# Tenoning Jig Modified



## woodnthings (Jan 24, 2009)

This jig is an old Craftsman tenoning jig, but I never liked the thumb screw bolts to hold the work piece and the short vertical height off the table so..... after a few mods I came up with this version:

The right side of the jig is butted to the fence to make a reference stop. Then various thicknesses of shim can be inserted between the jig and fence for constant off sets moving the jig toward the blade, to minimize measuring and increase accuracy.


----------



## <*(((>< (Feb 24, 2010)

Thanks! Gives me a good idea on some additions to include when I get around to making one.


----------



## Streamwinner (Nov 25, 2008)

Thanks for posting this. I just made a tennon jig last week that rides the fence. After the glue dried, it's too tight and doesn't slide well.

I like the mod you made. Seems like it would take a lot of set up to get the tennon in the middle of the workpiece (using the shim, that is).

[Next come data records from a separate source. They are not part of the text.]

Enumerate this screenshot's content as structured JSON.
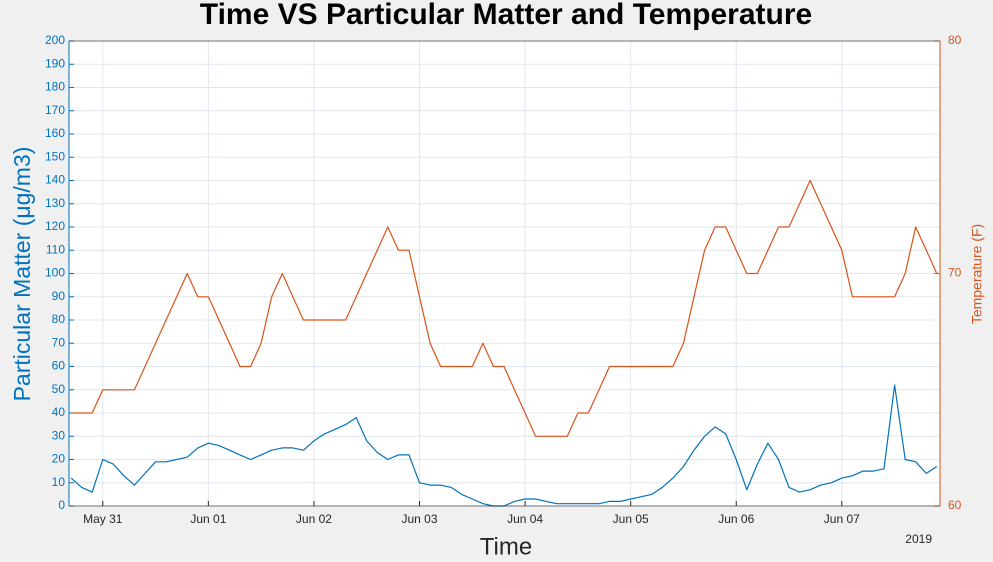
{
  "chart_data": {
    "type": "line",
    "title": "Time VS Particular Matter and Temperature",
    "xlabel": "Time",
    "x_secondary_label": "2019",
    "ylabel": "Particular Matter (μg/m3)",
    "y2label": "Temperature (F)",
    "x": [
      -0.3,
      -0.2,
      -0.1,
      0,
      0.1,
      0.2,
      0.3,
      0.4,
      0.5,
      0.6,
      0.7,
      0.8,
      0.9,
      1,
      1.1,
      1.2,
      1.3,
      1.4,
      1.5,
      1.6,
      1.7,
      1.8,
      1.9,
      2,
      2.1,
      2.2,
      2.3,
      2.4,
      2.5,
      2.6,
      2.7,
      2.8,
      2.9,
      3,
      3.1,
      3.2,
      3.3,
      3.4,
      3.5,
      3.6,
      3.7,
      3.8,
      3.9,
      4,
      4.1,
      4.2,
      4.3,
      4.4,
      4.5,
      4.6,
      4.7,
      4.8,
      4.9,
      5,
      5.1,
      5.2,
      5.3,
      5.4,
      5.5,
      5.6,
      5.7,
      5.8,
      5.9,
      6,
      6.1,
      6.2,
      6.3,
      6.4,
      6.5,
      6.6,
      6.7,
      6.8,
      6.9,
      7,
      7.1,
      7.2,
      7.3,
      7.4,
      7.5,
      7.6,
      7.7,
      7.8,
      7.9
    ],
    "series": [
      {
        "name": "Particular Matter",
        "color": "#0072bd",
        "axis": "y",
        "values": [
          12,
          8,
          6,
          20,
          18,
          13,
          9,
          14,
          19,
          19,
          20,
          21,
          25,
          27,
          26,
          24,
          22,
          20,
          22,
          24,
          25,
          25,
          24,
          28,
          31,
          33,
          35,
          38,
          28,
          23,
          20,
          22,
          22,
          10,
          9,
          9,
          8,
          5,
          3,
          1,
          0,
          0,
          2,
          3,
          3,
          2,
          1,
          1,
          1,
          1,
          1,
          2,
          2,
          3,
          4,
          5,
          8,
          12,
          17,
          24,
          30,
          34,
          31,
          20,
          7,
          18,
          27,
          20,
          8,
          6,
          7,
          9,
          10,
          12,
          13,
          15,
          15,
          16,
          52,
          20,
          19,
          14,
          17
        ]
      },
      {
        "name": "Temperature",
        "color": "#d95319",
        "axis": "y2",
        "values": [
          64,
          64,
          64,
          65,
          65,
          65,
          65,
          66,
          67,
          68,
          69,
          70,
          69,
          69,
          68,
          67,
          66,
          66,
          67,
          69,
          70,
          69,
          68,
          68,
          68,
          68,
          68,
          69,
          70,
          71,
          72,
          71,
          71,
          69,
          67,
          66,
          66,
          66,
          66,
          67,
          66,
          66,
          65,
          64,
          63,
          63,
          63,
          63,
          64,
          64,
          65,
          66,
          66,
          66,
          66,
          66,
          66,
          66,
          67,
          69,
          71,
          72,
          72,
          71,
          70,
          70,
          71,
          72,
          72,
          73,
          74,
          73,
          72,
          71,
          69,
          69,
          69,
          69,
          69,
          70,
          72,
          71,
          70
        ]
      }
    ],
    "xlim": [
      -0.32,
      7.93
    ],
    "xticks": [
      {
        "value": 0,
        "label": "May 31"
      },
      {
        "value": 1,
        "label": "Jun 01"
      },
      {
        "value": 2,
        "label": "Jun 02"
      },
      {
        "value": 3,
        "label": "Jun 03"
      },
      {
        "value": 4,
        "label": "Jun 04"
      },
      {
        "value": 5,
        "label": "Jun 05"
      },
      {
        "value": 6,
        "label": "Jun 06"
      },
      {
        "value": 7,
        "label": "Jun 07"
      }
    ],
    "ylim": [
      0,
      200
    ],
    "yticks": [
      0,
      10,
      20,
      30,
      40,
      50,
      60,
      70,
      80,
      90,
      100,
      110,
      120,
      130,
      140,
      150,
      160,
      170,
      180,
      190,
      200
    ],
    "y2lim": [
      60,
      80
    ],
    "y2ticks": [
      60,
      70,
      80
    ],
    "grid": true
  }
}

Have you figured out a short cut, or would reversing the piece being cut be more accurate?


----------



## woodnthings (Jan 24, 2009)

*I just reverse it*



Streamwinner said:


> Thanks for posting this. I just made a tennon jig last week that rides the fence. After the glue dried, it's too tight and doesn't slide well.
> 
> I like the mod you made. Seems like it would take a lot of set up to get the tennon in the middle of the workpiece (using the shim, that is). Have you figured out a short cut, or would reversing the piece being cut be more accurate?

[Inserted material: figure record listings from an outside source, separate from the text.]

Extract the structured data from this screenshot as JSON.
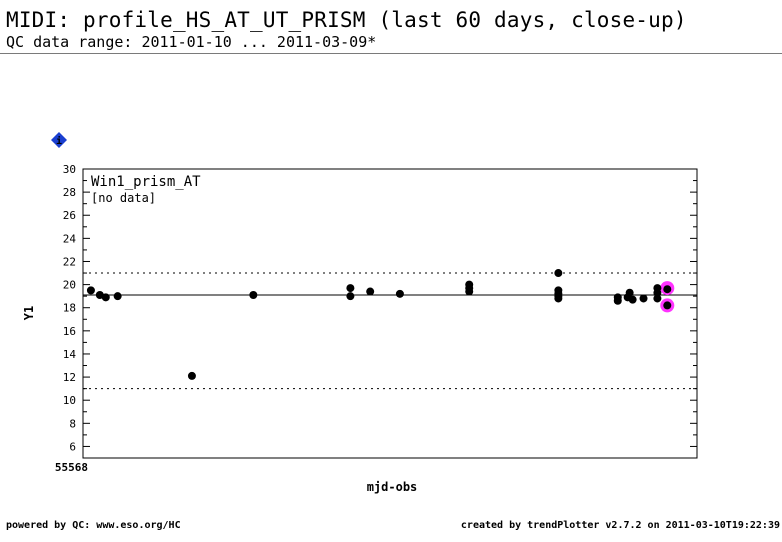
{
  "header": {
    "title": "MIDI: profile_HS_AT_UT_PRISM (last 60 days, close-up)",
    "subtitle": "QC data range: 2011-01-10 ... 2011-03-09*"
  },
  "info_badge": {
    "text": "i",
    "color": "#1a3fd0"
  },
  "footer": {
    "left": "powered by QC: www.eso.org/HC",
    "right": "created by trendPlotter v2.7.2 on 2011-03-10T19:22:39"
  },
  "chart_data": {
    "type": "scatter",
    "title": "",
    "panel_label": "Win1_prism_AT",
    "panel_note": "[no data]",
    "xlabel": "mjd-obs",
    "ylabel": "Y1",
    "x_start_label": "55568",
    "xlim": [
      55568,
      55630
    ],
    "ylim": [
      5,
      30
    ],
    "yticks_major": [
      6,
      8,
      10,
      12,
      14,
      16,
      18,
      20,
      22,
      24,
      26,
      28,
      30
    ],
    "reference_line": 19.1,
    "threshold_upper": 21.0,
    "threshold_lower": 11.0,
    "point_color": "#000000",
    "highlight_color": "#ff33ff",
    "points": [
      {
        "x": 55568.8,
        "y": 19.5
      },
      {
        "x": 55569.7,
        "y": 19.1
      },
      {
        "x": 55570.3,
        "y": 18.9
      },
      {
        "x": 55571.5,
        "y": 19.0
      },
      {
        "x": 55579.0,
        "y": 12.1
      },
      {
        "x": 55585.2,
        "y": 19.1
      },
      {
        "x": 55595.0,
        "y": 19.7
      },
      {
        "x": 55595.0,
        "y": 19.0
      },
      {
        "x": 55597.0,
        "y": 19.4
      },
      {
        "x": 55600.0,
        "y": 19.2
      },
      {
        "x": 55607.0,
        "y": 19.4
      },
      {
        "x": 55607.0,
        "y": 19.7
      },
      {
        "x": 55607.0,
        "y": 20.0
      },
      {
        "x": 55616.0,
        "y": 21.0
      },
      {
        "x": 55616.0,
        "y": 19.5
      },
      {
        "x": 55616.0,
        "y": 19.2
      },
      {
        "x": 55616.0,
        "y": 19.0
      },
      {
        "x": 55616.0,
        "y": 18.8
      },
      {
        "x": 55622.0,
        "y": 18.6
      },
      {
        "x": 55622.0,
        "y": 18.9
      },
      {
        "x": 55623.0,
        "y": 18.9
      },
      {
        "x": 55623.2,
        "y": 19.3
      },
      {
        "x": 55623.5,
        "y": 18.7
      },
      {
        "x": 55624.6,
        "y": 18.8
      },
      {
        "x": 55626.0,
        "y": 19.7
      },
      {
        "x": 55626.0,
        "y": 19.3
      },
      {
        "x": 55626.0,
        "y": 18.8
      },
      {
        "x": 55627.0,
        "y": 19.6
      },
      {
        "x": 55627.0,
        "y": 18.2
      }
    ],
    "highlighted_points": [
      {
        "x": 55627.0,
        "y": 19.7
      },
      {
        "x": 55627.0,
        "y": 18.2
      }
    ]
  }
}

The toggle clamps make reversing it a snap, literally! :thumbsup:
The shim can be used or not. There may be an occasion when it's better than measuring for the tenon width rather than reversing. It will always give a constant offset which should be your tenon width.
I also realized that I really don't need the original adjustable jig, if I use the fence as a guide....maybe a little more modification....:laughing: bill


----------



## woodnthings (Jan 24, 2009)

*More modified than ever*

Since not every fence is "rideable"? I just eliminated the old Craftsman jig riding in the miter slot, and made a nice squared up block and and outrigger leg, to keep the unit from falling over. Those with Biesemeyer fences can also use this. The workpiece gets the same amount removed from each side when you flip it so the tenon is automatically centered. I like it!
:thumbsup: bill


----------



## mdntrdr (Dec 22, 2009)

woodnthings said:


> ....maybe a little more modification....:laughing: bill


 
Bill, You need to STOP..........And build something!

Just kiddin, that jig looks sweet! :thumbsup:



Streamwinner....Put some paste wax on it. :yes:


----------



## woodnthings (Jan 24, 2009)

*Yeah, what he said..*

Quote" 
Bill, You need to STOP..........And build something!
Just kiddin, that jig looks sweet! :thumbsup: "

Scott.  I can't stop. I'm a tool addict.....That includes jigs I make in case I ever need to build something.....but I'm really going to be ready when ever that time comes. :laughing: bill
Maybe I'm just a "virtual" woodworker?


----------



## Streamwinner (Nov 25, 2008)

:thumbsup::thumbsup::thumbsup:


----------